Elasticsearch Overview

Elasticsearch is an open source distributed, RESTful search engine used to index and search documents. ElasticSearch is extremely fast, performing near real-time search. All its features are available through the REST API, which is used by the Statistica Elasticsearch Text Analysis workspace node (.Net client NEST/Elasticsearch Net to be specific).

The Elasticsearch Text Analysis workspace node in Statistica leverages this indexing capability to process unstructured text and extract meaningful numeric indices from the text which can then be used as input for various machine learning algorithms in Statistica similar to the Statistica Text Mining module (for more details please refer to Text Mining and Document Retrieval Introductory Overview).

The Elasticsearch Text Analysis workspace node is capable of indexing and analyzing documents in over 36 different languages using a local or remote (even on cloud) instance of ElasticSearch server.
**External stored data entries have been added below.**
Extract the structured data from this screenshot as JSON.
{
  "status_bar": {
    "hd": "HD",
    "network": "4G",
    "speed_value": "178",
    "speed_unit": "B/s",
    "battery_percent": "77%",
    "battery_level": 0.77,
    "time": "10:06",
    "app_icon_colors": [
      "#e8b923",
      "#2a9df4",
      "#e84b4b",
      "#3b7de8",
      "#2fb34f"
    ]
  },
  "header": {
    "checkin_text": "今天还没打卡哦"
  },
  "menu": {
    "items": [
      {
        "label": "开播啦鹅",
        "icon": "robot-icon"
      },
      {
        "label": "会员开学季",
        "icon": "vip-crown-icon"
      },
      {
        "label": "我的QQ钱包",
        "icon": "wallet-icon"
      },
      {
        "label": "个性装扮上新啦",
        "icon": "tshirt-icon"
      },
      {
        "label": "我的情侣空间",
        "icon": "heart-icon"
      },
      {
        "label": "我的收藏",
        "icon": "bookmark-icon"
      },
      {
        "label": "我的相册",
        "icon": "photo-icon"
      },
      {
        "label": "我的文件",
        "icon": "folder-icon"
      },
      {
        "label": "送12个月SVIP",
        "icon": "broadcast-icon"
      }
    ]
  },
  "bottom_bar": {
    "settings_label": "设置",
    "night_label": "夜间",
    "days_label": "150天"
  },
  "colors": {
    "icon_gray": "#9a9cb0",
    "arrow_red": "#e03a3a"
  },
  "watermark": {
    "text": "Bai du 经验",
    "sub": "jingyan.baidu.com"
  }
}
The node is capable of analyzing text residing in a Statistica spreadsheet or a collection of documents on local file system or an existing Elasticsearch index on the server. To perform an analysis, the user just needs to choose the documents, specify the analysis and request the results documents the user expects back in a simple work flow.

In specifying the analysis, the user has two options to specify the Elasticsearch analyzer to use when indexing the documents. An Elasticsearch analyzer is a pipeline with the following processing stages:

  • Character filters: An analyzer may have zero or more. It accepts mutiple characters in the stream and transforms the stream by adding, removing or changing characters.
  • Tokenizers: An analyzer has exactly one tokenizer. It splits the string in to terms in case it encounters whitespace or or punctuation.
  • Token filters: An analyzer may have zero or more . It accepts stream of tokens and modifies them.

In the end, the specification of the analysis can be as flexible as the user wishes. This is exposed to the user through the custom analysis specification on the Analyzer tab of the node, where the user can add/ remove processes the stages as required using the JSON notation supported by Elasticsearch.

You can use these analyzers without modifications by selecting the Standard analysis specification on the Analyzer tab of the node.

The Elasticsearch Text Analysis workspace node produces term frequency matrix and other derived results (such as its svd decomposition) as Statistica report. Apart from Statistica spreadsheets and graphs, the node also produces a TextModel pmml specification of the analysis. The node is also capable of consuming this pmml specification to deploy or score new documents.